In definitiva, ed in linea con quanto statuito dal Tribunale di Reggio Emilia, la risoluzione del concordato opera retroattivamente, facendo venir meno gli effetti modificativo-esdebitatori dell'accordo concordatario, sicché la stessa risoluzione non determina la caducazione automatica e retroattiva delle modifiche organizzative già attuate, destinate a dare vita a situazioni nuove ed irreversibili in considerazione dell'autonomia e della specialità della disciplina societaria che regola la invalidità delle deliberazioni. Ne discende che, venuti meno gli effetti modificativi del concordato sui rapporti obbligatori, i creditori, trattenuto quanto lecitamente riscosso in esecuzione del concordato (dovendo indiscutibilmente ritenersi i pagamenti atti dovuti, indipendentemente dall'applicazione analogica dell'art. 143, comma 3, seconda parte, l. fall.), avranno soltanto diritto all'eventuale residuo dovuto rispetto all'intero credito originario, con gli interessi maturati secondo le regole ordinarie.
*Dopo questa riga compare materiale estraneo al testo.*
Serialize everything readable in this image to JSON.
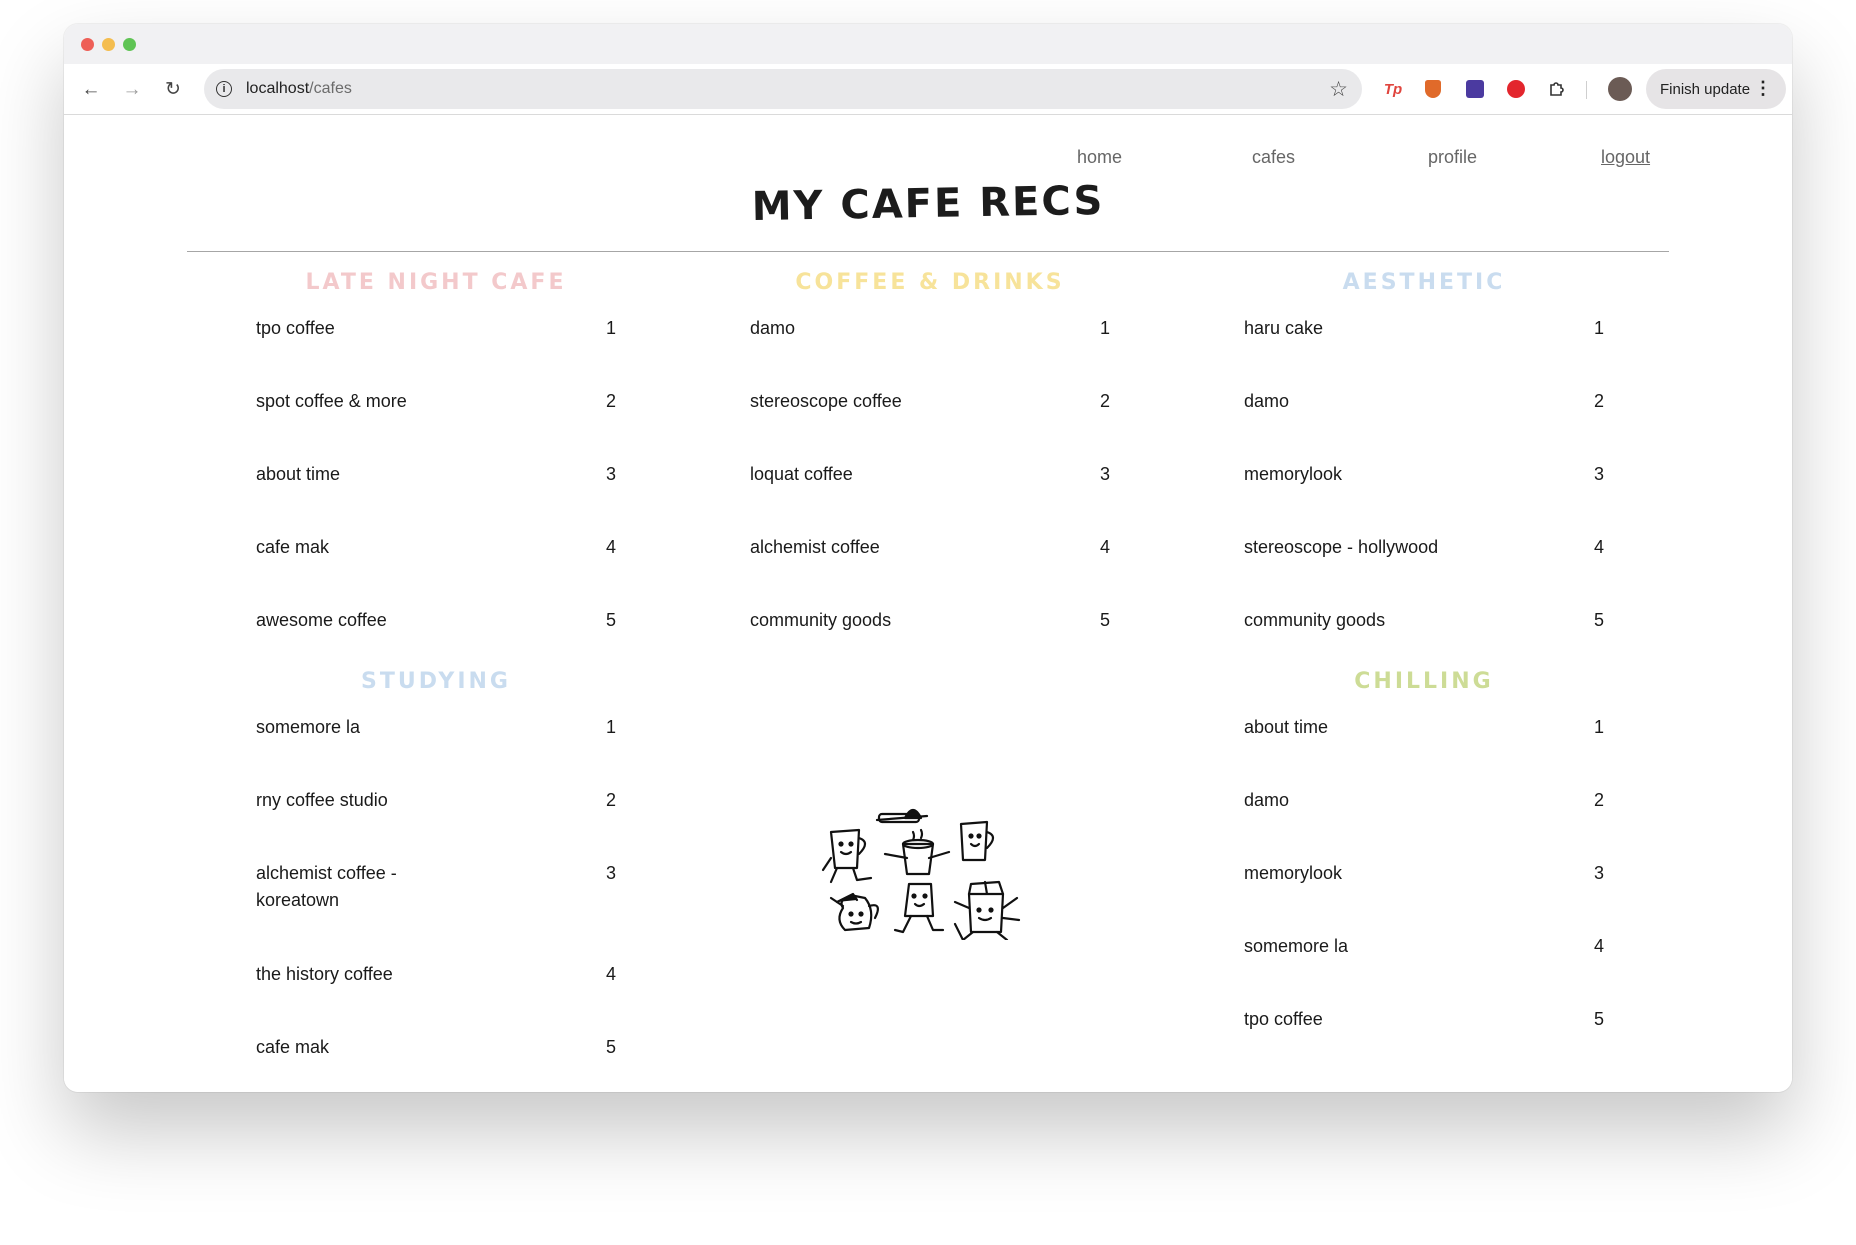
{
  "browser": {
    "url_host": "localhost",
    "url_path": "/cafes",
    "finish_update_label": "Finish update",
    "extension_tp_label": "Tp"
  },
  "nav": {
    "home": "home",
    "cafes": "cafes",
    "profile": "profile",
    "logout": "logout"
  },
  "site_title": "MY CAFE RECS",
  "sections": {
    "late_night": {
      "title": "LATE NIGHT CAFE",
      "color": "#f3c9cb",
      "items": [
        {
          "name": "tpo coffee",
          "rank": "1"
        },
        {
          "name": "spot coffee & more",
          "rank": "2"
        },
        {
          "name": "about time",
          "rank": "3"
        },
        {
          "name": "cafe mak",
          "rank": "4"
        },
        {
          "name": "awesome coffee",
          "rank": "5"
        }
      ]
    },
    "coffee_drinks": {
      "title": "COFFEE & DRINKS",
      "color": "#f7e39a",
      "items": [
        {
          "name": "damo",
          "rank": "1"
        },
        {
          "name": "stereoscope coffee",
          "rank": "2"
        },
        {
          "name": "loquat coffee",
          "rank": "3"
        },
        {
          "name": "alchemist coffee",
          "rank": "4"
        },
        {
          "name": "community goods",
          "rank": "5"
        }
      ]
    },
    "aesthetic": {
      "title": "AESTHETIC",
      "color": "#c9dcef",
      "items": [
        {
          "name": "haru cake",
          "rank": "1"
        },
        {
          "name": "damo",
          "rank": "2"
        },
        {
          "name": "memorylook",
          "rank": "3"
        },
        {
          "name": "stereoscope - hollywood",
          "rank": "4"
        },
        {
          "name": "community goods",
          "rank": "5"
        }
      ]
    },
    "studying": {
      "title": "STUDYING",
      "color": "#c9dcef",
      "items": [
        {
          "name": "somemore la",
          "rank": "1"
        },
        {
          "name": "rny coffee studio",
          "rank": "2"
        },
        {
          "name": "alchemist coffee - koreatown",
          "rank": "3"
        },
        {
          "name": "the history coffee",
          "rank": "4"
        },
        {
          "name": "cafe mak",
          "rank": "5"
        }
      ]
    },
    "chilling": {
      "title": "CHILLING",
      "color": "#cddc96",
      "items": [
        {
          "name": "about time",
          "rank": "1"
        },
        {
          "name": "damo",
          "rank": "2"
        },
        {
          "name": "memorylook",
          "rank": "3"
        },
        {
          "name": "somemore la",
          "rank": "4"
        },
        {
          "name": "tpo coffee",
          "rank": "5"
        }
      ]
    }
  },
  "illustration": {
    "icon": "coffee-characters-illustration"
  }
}
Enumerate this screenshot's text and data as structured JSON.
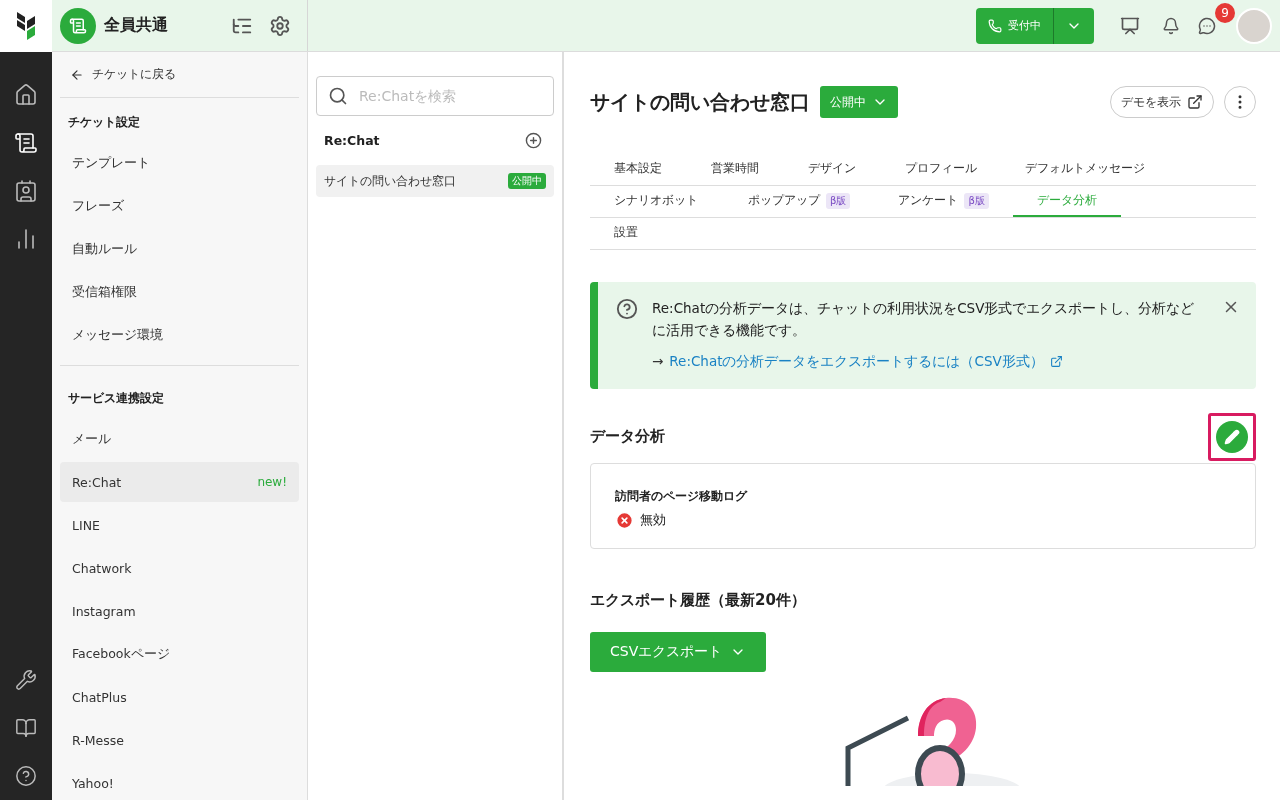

I creditori che abbiano ricevuto, a titolo solutorio, l'attribuzione dei beni, dei titoli ovvero delle partecipazioni sociali di valore corrispondente ai loro crediti, non avranno più alcun diritto da far valere nel susseguente fallimento in rapporto alle obbligazioni pecuniarie originarie.
Conclusioni
Il Tribunale di Reggio Emilia, attraverso un giudizio comparativo delle tre normative applicabili (civile, societaria e fallimentare) ad un'operazione straordinaria di conversione forzosa di crediti in azioni emesse in esecuzione di un aumento di capitale riservato con esclusione del diritto d'opzione, afferma che l'assegnazione di strumenti (azioni, quote, obbligazioni o strumenti finanziari partecipativi) esplica un effetto estintivo irreversibile dell'obbligazione di pagamento di un creditore concordatario in ragione della prevalenza della disciplina societaria sulla disciplina fallimentare, con la conseguenza che, in ipotesi di risoluzione del concordato e di susseguente fallimento, questo stesso creditore perde il diritto d'insinuazione.